Overview for Tibet: History, Art & Culture
Tibet has a vibrant, purely indigenous cultural heritage. Which is best expressed in its various art forms – all invariably inspired by religion, chiefly Buddhism. Tibetan art and religion, says the author, are the two cultural phenomena which, through the ages, have grown round each other. In medieval times: between 13th and 19th centuries, the corridor over the Himalayan ranges opened up new, hitherto-untraversed vistas of religious and cultural life. Tibetan art, thus, grew not just as an isolated phenomenon confined to this landlocked country alone, but a part of the common Buddhist art movement in the medieval trans-Himalayan Asia. Today, the Tibetan artifacts; images, with their complex iconographical features; and other works of art, constitute among the prized collections of museums across the world.
The Indian Museum in Kolkata and Chhatrapatti Shivaji Maharaja Vastu Sangrahalaya in Mumbai are the well-known repositories of Tibetan art and culture.

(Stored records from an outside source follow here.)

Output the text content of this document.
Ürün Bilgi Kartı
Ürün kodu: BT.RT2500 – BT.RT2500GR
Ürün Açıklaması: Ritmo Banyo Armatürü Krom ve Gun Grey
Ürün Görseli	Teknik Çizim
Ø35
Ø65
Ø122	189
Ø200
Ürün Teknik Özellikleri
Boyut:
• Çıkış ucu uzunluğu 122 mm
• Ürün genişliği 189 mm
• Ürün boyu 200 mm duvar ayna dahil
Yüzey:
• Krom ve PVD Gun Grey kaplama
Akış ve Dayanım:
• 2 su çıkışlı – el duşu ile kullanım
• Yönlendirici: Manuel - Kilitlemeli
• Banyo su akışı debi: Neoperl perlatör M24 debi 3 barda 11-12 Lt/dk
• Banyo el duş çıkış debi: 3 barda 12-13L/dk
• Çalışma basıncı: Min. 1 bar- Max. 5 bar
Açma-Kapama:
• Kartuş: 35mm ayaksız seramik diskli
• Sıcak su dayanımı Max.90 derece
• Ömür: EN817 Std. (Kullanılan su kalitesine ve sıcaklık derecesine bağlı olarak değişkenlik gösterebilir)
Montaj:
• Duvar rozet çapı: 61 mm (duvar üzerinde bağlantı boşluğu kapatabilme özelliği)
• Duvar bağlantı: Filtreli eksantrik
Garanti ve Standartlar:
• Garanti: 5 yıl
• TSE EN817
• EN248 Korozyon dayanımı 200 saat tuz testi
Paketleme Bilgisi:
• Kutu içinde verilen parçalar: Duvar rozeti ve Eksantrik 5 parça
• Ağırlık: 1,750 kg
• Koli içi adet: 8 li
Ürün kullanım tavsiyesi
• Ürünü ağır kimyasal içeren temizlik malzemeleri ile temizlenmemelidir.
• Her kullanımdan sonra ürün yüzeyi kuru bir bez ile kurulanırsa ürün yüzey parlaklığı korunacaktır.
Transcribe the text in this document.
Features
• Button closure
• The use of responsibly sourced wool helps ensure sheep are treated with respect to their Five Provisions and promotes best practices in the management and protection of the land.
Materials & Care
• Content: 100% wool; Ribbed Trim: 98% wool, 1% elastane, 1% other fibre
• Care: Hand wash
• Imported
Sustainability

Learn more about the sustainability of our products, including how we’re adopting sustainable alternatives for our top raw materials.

The works of art, housed in these sanctums, not only reflect the Tibetans’ rich cultural past, but radiate their true identity and philosophy as well. A close study of these masterly works, displayed in the Art Galleries and in reserve of the two museums, brings to light their aesthetic and religious symbolism – leading to understanding the cultural history of Tibet.
Making an indepth study of the vast collections of Tibetan images, ritual objects, ornaments, and other works of art, housed in these museums (in Kolkata and Mumbai), the author tries to understand Tibet’s indigenous culture and society through the ages. Also identifying the various ritual objects and religious images, she draws together ideas that went into their creation. Nita Segupta also takes a look into the general history of Tibet – political, religious, and socioeconomic. The book includes a generous supplement of illustrations.
Dr Nita Sengupta has, since 1992, been associated with the Art Section of the prestigious Indian Museum, Kolkata.